Dan tidaklah rasa takut kepada al-Khaliq Allah SWT dikatakan benar, jika ia mengabaikan, menelantarkan dan meninggalkan Syariat Islam. Sebab orang yang takut kepada al-Khaliq Allah SWT mengharuskan dirinya tunduk secara totalitas terhadap seluruh ajaran Islam, mengharuskan dirinya patuh secara menyeluruh terhadap Syariat Islam.


Kemudian orang yang takut kepada Allah SWT, serta patuh kepada Syariat Islam mengharuskan dirinya bersifat qana’ah dan tidak tamak terhadap setiap harta dunia, dia akan mencukupkan untuk dirinya harta halal walaupun sedikit, sebab yang dicarinya adalah keridhaan Allah SWT.


Setelah orang tersebut memiliki rasa takut kepada Allah SWT, yang mengharuskannya tunduk secara totalitas kepada Syariat Islam, serta bersikap qana’ah terhadap harta dunia maka sifat keempat penyempurna bagi orang yang bertakwa adalah mempersiapkan bekal untuk hari akhir yang akan datang menjelang. 
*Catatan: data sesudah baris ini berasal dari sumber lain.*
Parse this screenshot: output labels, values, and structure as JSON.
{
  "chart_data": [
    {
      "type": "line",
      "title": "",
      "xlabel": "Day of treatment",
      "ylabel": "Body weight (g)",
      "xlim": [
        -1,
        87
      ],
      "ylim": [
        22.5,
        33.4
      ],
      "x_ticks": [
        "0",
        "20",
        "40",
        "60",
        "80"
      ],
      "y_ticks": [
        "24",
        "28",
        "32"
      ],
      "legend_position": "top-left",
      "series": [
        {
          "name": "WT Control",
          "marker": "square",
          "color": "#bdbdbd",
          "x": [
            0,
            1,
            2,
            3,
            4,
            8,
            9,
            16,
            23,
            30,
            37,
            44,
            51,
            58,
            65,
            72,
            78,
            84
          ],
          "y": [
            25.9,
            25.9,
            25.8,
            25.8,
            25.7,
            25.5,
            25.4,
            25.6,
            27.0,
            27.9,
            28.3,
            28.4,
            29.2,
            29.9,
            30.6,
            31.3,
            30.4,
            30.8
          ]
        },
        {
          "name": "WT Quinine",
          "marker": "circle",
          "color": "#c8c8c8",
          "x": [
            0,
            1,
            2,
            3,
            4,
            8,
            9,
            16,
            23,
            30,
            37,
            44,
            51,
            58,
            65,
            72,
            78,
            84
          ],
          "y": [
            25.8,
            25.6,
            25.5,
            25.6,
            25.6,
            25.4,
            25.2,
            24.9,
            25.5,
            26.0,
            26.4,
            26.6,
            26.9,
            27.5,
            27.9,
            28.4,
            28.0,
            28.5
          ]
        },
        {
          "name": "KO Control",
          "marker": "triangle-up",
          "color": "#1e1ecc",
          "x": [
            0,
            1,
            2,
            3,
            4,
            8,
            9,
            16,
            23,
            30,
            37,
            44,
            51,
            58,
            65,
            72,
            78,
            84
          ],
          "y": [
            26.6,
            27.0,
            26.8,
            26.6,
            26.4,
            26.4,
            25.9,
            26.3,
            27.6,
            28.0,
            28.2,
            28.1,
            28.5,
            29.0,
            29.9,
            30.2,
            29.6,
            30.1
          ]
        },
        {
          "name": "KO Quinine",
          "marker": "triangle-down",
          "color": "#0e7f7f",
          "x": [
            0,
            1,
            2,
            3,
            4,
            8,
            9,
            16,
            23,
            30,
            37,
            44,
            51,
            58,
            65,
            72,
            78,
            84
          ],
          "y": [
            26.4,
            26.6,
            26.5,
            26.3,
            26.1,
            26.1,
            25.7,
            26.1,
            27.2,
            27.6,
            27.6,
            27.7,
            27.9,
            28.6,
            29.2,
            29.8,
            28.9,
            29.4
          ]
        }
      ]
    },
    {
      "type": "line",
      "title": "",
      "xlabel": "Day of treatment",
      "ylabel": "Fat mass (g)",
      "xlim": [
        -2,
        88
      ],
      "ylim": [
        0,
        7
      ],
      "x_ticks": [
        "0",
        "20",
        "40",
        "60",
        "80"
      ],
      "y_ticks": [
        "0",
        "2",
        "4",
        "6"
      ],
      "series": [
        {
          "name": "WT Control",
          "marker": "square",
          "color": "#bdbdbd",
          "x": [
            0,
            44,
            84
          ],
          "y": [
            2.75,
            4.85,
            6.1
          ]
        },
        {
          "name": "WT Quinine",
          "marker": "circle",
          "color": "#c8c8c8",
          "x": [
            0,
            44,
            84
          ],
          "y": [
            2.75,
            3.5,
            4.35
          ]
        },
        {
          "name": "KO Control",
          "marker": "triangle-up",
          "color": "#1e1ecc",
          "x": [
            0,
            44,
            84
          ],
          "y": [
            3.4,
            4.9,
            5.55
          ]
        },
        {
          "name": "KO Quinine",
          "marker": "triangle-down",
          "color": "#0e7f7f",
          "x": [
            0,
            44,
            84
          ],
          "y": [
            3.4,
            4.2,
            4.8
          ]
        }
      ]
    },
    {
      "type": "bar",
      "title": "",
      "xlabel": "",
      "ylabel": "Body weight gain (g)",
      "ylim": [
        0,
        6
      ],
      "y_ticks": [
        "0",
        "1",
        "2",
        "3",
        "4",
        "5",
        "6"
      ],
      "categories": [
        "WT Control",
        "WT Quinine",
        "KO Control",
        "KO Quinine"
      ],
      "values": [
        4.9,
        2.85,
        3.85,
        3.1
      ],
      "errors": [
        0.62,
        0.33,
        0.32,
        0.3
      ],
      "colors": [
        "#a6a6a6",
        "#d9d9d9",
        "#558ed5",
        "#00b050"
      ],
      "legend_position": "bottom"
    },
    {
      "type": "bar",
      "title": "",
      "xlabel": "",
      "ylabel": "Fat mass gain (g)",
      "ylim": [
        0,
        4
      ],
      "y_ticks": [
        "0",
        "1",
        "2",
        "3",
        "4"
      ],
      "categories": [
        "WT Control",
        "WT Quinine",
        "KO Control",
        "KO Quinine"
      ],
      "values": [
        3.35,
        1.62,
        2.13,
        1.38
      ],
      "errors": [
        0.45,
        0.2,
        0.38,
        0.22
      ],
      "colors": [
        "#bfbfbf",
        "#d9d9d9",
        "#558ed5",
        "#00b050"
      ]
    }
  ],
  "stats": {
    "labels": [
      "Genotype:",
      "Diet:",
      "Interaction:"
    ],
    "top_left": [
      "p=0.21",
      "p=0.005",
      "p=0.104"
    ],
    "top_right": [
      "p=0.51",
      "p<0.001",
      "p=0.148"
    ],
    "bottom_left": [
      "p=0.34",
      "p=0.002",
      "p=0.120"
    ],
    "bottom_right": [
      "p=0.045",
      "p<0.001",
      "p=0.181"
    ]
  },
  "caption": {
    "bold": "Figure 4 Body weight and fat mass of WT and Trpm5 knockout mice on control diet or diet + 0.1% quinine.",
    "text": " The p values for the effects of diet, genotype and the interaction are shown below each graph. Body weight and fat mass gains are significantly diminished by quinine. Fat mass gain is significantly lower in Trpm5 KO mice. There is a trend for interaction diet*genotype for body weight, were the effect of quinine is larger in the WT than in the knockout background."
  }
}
Dengan demikian sifat Takwa inilah yang diharapkan menjadi perisai pelindung bagi setiap orang yang berpuasa dari ragam maksiat. Serta perkara takwa inilah yang juga diharapkan dapat menjadi ending yang penting untuk digapai saat Ramadhan dan sesudahnya bagi setiap orang beriman yang berpuasa. Wallahua’lam.